Saint Leo men’s basketball coach Lance Randall has known Raptors head coach Nick Nurse for over 20 years — a relationship dating back to when the pair were coaching against each other in Europe.
It was sometime in mid-November when Randall received a random text message from Nurse, inquiring about the college’s basketball facilities as a possible camp site as the team made preparations for a move stateside.
Randall subsequently went into recruiting pitch mode, self-assured the Bowman Center would be a slam dunk for the Raptors.
The Bowman Center has 10 basketball hoops, two-full sized courts and a 4,444 square-foot weight room.
The facility also has a balcony overlooking the practice gym, which allowed team scouts and management to get a bird’s-eye view of all the action.
Add to that a serene setting devoid of distractions in rural East Pasco County off State Road 52, some 35 miles north of the team’s downtown Tampa hotel stay.
Multiple in-person visits by Raptors officials to campus sealed the deal, the amenities clearly to their liking.
For the duration of Raptors training camp, buses shuttled players, coaches and officials to Saint Leo, generally between 8 a.m. and 3:30 p.m., each day.
As many as four shuttle buses could be seen parked at any one time next to the Bowman Center.
Raptors management strived to normalize the temporary setting, wrapping the university’s fitness center, end mats and other portions of the arena in team logos and its signature red and black color scheme.
On the whole, the Raptors came away quite pleased with the university’s athletic facilities and community welcoming.

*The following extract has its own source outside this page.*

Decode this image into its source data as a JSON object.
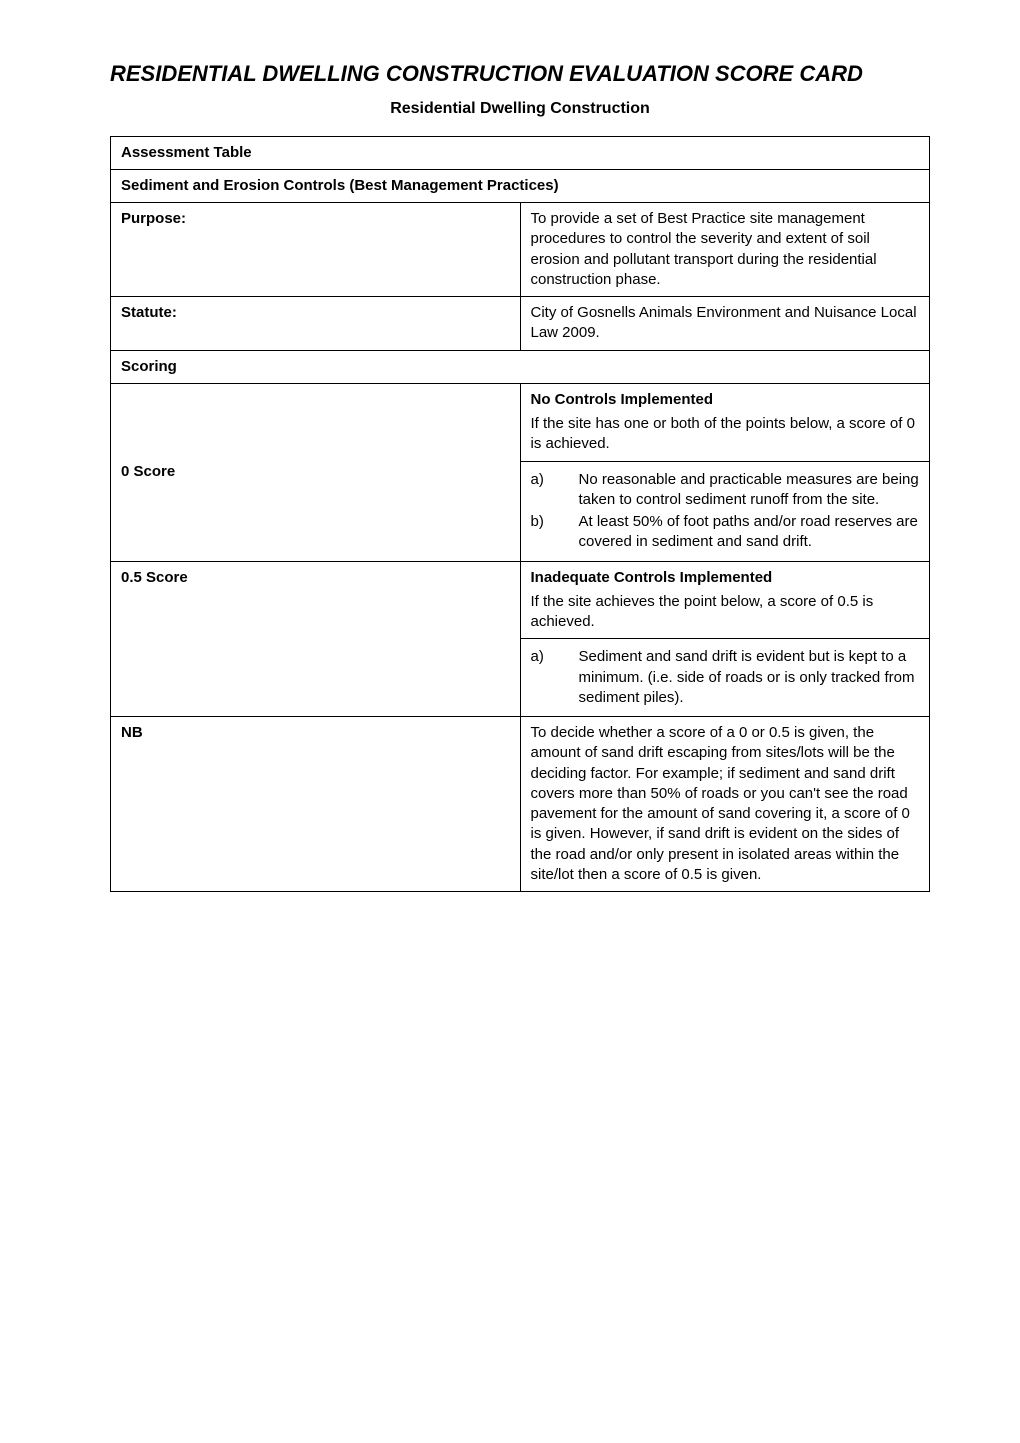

“I think it’s been great,” Raptors all-star power forward Pascal Siakam said of the training camp experience at Saint Leo. “I would say we’ve been blessed to be able to have a facility like that. Definitely a shoutout to Saint Leo for letting us use the gym and be a part of what they have here.
“I think it’s been great just being here and having everything under one roof. I just know, obviously, we appreciate it as a team.”